There is a whole other refrigerated aisle dedicated to whole food dairy items, like milk, yogurt, and cheeses, but the frozen aisle does go beyond just ice cream. There are now many yogurt based ice creams and frozen treats.
Ways to use frozen dairy:
- Pair a scoop of ice cream with some fruit and nuts
- Enjoy a frozen yogurt bar for dessert
- Make this heavenly, vegan watermelon, coconut, and strawberry ice cream recipe
Frozen meals have come a long ways compared to what they once used to be.
In general, look for meals that include one or more servings each of vegetables, whole grains, and lean meat, fish, poultry, or plant-based protein. This combination will be higher in vitamins and minerals as well as fiber (which helps fill you up). Skip frozen dinners with cream sauces, gravies, or fried foods. And although dessert included may look like a bonus, have a piece of fresh fruit instead for more fiber, nutrition, and fewer calories.

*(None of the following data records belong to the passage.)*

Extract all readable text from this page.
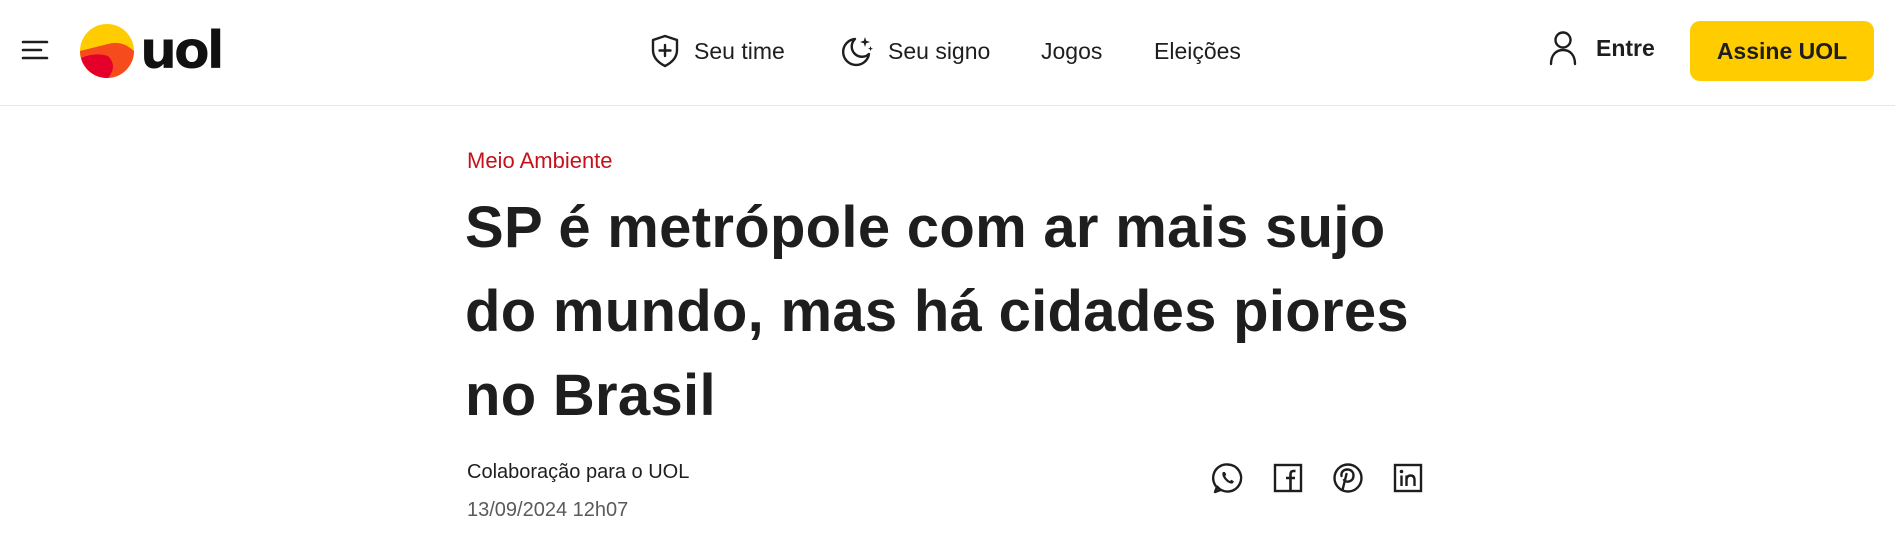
uol	Seu time	Seu signo Jogos Eleições	Entre	Assine UOL
Meio Ambiente
SP é metrópole com ar mais sujo do mundo, mas há cidades piores no Brasil
Colaboração para o UOL
13/09/2024 12h07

It’s important to pay attention to serving sizes. Although they may be lower in calories, smaller entrees may leave you hungry. But don’t be afraid to add a few extras to boost the nutrition and satisfaction. Add a side salad or an extra bag of steamed veggies to up nutritional value of the meal. It also adds extra fiber, so it will fill you up and satisfy your hunger. Looking to bump up the protein? Add 1/2 cup of beans or a sprinkling of nuts to your meal. No additional cooking required!
My favorite trick:
I place a big bed of baby spinach or veggie noodles on my plate then pour the piping hot Luvo frozen meal right on top straight from the microwave or oven. It wilts the spinach or softens the noodles and bulks up the meal with extra vegetables.